I also believe that if the House impeached him a Republican Senate would most likely confirm the impeachment, because they could at least say to the American people, ‘Trump’s election was a mistake made by the people, based upon Trump’s misrepresentations regarding his beliefs and abilities. The election of a Democratic house by the American people made this clear’.

They could spin this as doing what’s best for America and the American people. They would still have Pence, and at least a probable second nomination to the Supreme Court.

If the House went Democratic, and the Senate refused to confirm the impeachment, it would be clear that the Republicans were acting in their party’s interest, not the American peoples interest.

To Georgina D, I believe the Republicans are barely holding on. They desperately want another Supreme Court appointment. However, I believe they will soon reach the tipping point with this idiot. Some major catastrophic event will seal the deal. Hopefully the damage will not be too extreme, and recovery will be possible within a reasonable amount of time.

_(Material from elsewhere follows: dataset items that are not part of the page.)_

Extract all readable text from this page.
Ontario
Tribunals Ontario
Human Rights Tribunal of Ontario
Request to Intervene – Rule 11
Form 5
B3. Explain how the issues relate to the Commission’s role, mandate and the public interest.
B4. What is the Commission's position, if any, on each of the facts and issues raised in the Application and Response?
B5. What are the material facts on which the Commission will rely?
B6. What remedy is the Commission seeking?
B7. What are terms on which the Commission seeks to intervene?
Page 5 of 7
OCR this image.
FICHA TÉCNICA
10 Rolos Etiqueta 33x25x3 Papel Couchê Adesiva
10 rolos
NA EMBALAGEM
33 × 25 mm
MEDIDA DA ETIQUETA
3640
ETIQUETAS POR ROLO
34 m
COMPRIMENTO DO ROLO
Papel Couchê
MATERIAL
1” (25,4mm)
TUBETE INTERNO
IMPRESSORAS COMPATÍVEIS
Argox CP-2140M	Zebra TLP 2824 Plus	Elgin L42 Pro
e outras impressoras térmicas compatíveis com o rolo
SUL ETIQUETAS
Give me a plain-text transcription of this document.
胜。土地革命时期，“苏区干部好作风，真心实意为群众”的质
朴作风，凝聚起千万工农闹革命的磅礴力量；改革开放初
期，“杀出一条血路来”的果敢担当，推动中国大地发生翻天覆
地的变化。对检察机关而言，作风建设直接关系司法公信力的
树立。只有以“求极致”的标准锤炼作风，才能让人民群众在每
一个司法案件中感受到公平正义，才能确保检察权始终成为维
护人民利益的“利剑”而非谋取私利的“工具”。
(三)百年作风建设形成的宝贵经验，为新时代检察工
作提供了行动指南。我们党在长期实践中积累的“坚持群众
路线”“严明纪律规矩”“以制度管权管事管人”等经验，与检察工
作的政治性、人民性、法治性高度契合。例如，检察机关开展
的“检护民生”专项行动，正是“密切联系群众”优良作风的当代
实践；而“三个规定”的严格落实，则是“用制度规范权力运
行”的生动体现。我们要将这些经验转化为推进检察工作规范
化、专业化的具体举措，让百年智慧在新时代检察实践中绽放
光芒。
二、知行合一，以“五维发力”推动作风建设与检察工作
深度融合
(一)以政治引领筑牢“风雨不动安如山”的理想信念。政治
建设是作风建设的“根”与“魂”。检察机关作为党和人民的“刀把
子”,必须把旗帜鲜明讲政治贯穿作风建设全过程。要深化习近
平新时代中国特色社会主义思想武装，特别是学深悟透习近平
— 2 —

#27 Comment By LiberalGuy On May 3, 2017 @ 11:11 pm

“Trump exacerbates his lack of preparation with his disdain for expertise…” The conservative movement, or at least the Republican party, has cultivated disdain for expertise for a decade or more. Scientists, economists, foreign policy specialists were dismissed as liberally biased and elitists when their conclusions went against the party line. This is why Trump’s supporters continue to approve of him no matter how badly he blunders. The experts who point out his failures are just sore losers, libtards, ivory tower academics. Ultimately those supporters are responsible for their own fleecing. Too bad the rest of the world has to reap the whirlwind of disaster built on years of undermining experts.